Thanks a lot bro ... At least now I can do some experiment Lol @Sbenny bro , I will annoy you again if come across any problem

 

[Sbenny]

Anytime Also, please note you can't put any values you want in float, you have a limited range in multiples of 2 (16 - 32 - 64 - 128 - 256 and so on)

 

[Gourov]

Anytime Also, please note you can't put any values you want in float, you have a limited range in multiples of 2 (16 - 32 - 64 - 128 - 256 and so on)

Ok I will keep that in mind

 

[bestkings]

Double isn't ldc.i8 but ldc.r8, please explain better what you'd like to do, if an INT64 or a DOUBLE value, thanks

Sorry my wrong, it's double value. In C# it look like "public double blahblah"
I don't know about ARM. Go around, I have this thing, but it's only half work (mean have double value but can't control it). Please teach me
bvc #0xff851ec0
eormi sl, r8, r4, lsl lr

 

[Legacy]

Anytime Also, please note you can't put any values you want in float, you have a limited range in multiples of 2 (16 - 32 - 64 - 128 - 256 and so on)

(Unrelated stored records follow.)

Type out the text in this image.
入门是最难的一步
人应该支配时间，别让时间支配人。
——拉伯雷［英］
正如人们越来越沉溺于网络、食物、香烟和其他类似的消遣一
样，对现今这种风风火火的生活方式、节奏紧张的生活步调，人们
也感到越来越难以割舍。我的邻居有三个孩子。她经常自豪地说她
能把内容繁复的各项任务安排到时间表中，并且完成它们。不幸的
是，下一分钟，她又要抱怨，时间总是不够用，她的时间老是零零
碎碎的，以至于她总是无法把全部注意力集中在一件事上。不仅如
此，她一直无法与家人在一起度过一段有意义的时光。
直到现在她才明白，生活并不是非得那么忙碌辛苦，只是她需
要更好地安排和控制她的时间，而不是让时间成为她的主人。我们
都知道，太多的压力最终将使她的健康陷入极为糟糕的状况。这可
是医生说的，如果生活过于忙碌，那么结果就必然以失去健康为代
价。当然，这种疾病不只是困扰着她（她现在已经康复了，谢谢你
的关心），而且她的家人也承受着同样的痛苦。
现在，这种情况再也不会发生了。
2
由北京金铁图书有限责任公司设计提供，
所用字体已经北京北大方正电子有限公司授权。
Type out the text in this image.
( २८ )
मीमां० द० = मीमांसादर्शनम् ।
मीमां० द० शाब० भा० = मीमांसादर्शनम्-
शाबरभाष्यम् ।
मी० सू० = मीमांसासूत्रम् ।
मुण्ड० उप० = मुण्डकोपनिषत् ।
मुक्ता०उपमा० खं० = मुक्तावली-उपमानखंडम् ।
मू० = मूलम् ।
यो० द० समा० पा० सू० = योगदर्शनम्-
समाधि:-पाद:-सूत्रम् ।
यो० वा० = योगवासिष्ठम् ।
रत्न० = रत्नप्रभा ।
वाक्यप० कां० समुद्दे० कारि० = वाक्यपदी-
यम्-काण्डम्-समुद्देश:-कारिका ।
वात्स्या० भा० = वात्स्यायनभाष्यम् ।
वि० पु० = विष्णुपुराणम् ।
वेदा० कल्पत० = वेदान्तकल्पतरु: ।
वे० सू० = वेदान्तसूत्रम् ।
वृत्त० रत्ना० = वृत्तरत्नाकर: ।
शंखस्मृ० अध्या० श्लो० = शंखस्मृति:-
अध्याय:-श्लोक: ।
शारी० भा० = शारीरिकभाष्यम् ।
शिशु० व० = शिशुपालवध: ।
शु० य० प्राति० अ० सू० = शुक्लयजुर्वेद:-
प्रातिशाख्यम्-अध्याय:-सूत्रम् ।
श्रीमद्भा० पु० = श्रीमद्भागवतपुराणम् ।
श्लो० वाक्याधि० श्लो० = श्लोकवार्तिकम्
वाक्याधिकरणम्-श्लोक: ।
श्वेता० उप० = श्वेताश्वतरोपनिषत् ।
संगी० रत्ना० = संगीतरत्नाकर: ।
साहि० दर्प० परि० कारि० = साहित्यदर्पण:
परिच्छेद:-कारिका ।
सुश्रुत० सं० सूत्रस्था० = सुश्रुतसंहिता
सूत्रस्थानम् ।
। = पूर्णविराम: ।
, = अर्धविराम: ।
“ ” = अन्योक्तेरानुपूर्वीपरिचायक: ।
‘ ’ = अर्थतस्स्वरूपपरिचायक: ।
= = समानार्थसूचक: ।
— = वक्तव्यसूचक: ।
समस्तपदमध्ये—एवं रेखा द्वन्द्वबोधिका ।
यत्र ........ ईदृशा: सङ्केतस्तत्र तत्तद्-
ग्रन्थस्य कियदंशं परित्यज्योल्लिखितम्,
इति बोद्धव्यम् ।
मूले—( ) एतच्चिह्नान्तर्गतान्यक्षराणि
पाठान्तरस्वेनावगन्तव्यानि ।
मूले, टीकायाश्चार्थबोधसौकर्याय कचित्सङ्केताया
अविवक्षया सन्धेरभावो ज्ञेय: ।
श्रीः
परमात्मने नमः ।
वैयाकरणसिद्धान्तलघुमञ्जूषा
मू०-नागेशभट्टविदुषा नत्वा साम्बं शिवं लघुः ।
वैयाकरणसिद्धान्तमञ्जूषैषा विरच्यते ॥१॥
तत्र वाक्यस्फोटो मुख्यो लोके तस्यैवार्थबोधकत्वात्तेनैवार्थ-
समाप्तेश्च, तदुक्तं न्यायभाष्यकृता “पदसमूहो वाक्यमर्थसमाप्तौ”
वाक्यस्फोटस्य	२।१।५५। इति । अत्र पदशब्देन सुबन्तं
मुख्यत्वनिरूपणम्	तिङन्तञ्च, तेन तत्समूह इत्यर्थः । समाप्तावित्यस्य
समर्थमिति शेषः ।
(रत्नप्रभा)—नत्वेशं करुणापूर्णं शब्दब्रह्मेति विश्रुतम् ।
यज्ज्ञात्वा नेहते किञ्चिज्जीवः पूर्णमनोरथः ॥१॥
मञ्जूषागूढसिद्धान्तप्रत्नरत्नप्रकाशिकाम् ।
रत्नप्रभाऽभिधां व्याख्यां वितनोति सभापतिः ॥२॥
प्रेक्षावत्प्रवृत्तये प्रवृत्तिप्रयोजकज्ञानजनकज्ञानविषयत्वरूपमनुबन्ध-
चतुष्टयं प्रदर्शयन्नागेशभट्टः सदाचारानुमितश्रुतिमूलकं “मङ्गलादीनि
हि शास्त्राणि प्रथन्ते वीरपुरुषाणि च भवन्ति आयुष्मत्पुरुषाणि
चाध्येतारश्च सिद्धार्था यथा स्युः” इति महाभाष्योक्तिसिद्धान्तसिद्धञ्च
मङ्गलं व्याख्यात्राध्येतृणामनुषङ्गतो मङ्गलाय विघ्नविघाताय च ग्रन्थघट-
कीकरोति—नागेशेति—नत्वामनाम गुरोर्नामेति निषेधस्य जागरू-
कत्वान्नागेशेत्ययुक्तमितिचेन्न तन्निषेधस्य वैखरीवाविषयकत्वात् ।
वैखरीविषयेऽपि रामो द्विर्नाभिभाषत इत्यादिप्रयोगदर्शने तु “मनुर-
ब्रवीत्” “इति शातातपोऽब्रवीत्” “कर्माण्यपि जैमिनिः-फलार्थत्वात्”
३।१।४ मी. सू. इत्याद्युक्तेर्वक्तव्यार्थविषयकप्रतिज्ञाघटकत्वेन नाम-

Its kinda possible using the IEEE-754 Floating-Point Conversion from Floating-Point to Hexadecimal. The range is only from 1 - 2000 and only works for ARMv7.

Post automatically merged: Jun 4, 2020

No I ment a tool/plugin that could take raw ARM ML bytes and convert them into ARM opcodes, guess I'd have to write one myself BTW, could we modify these elfs the same way it's done to MONO dlls, as in add/remove instructions and recalculate offsets and the final binary still be valid?

Or do you think the ELF format puts stricter limitations on applicable changes?

I did find a tool a while ago. I has its limitations but overall it does the job. Link

 

[Gourov]

Its kinda possible using the IEEE-754 Floating-Point Conversion from Floating-Point to Hexadecimal. The range is only from 1 - 2000 and only works for ARMv7.

Yesterday I find out that the range is not limited on 1-2000 but you can also return more high value as long as you have 2 bytes hex. Like you can return 4000 , 16000 , 32000 , 64000 , 128000 , 512000 and so on. Also possible to return like 4128 , 4256 , 4512 , 4640 and so on.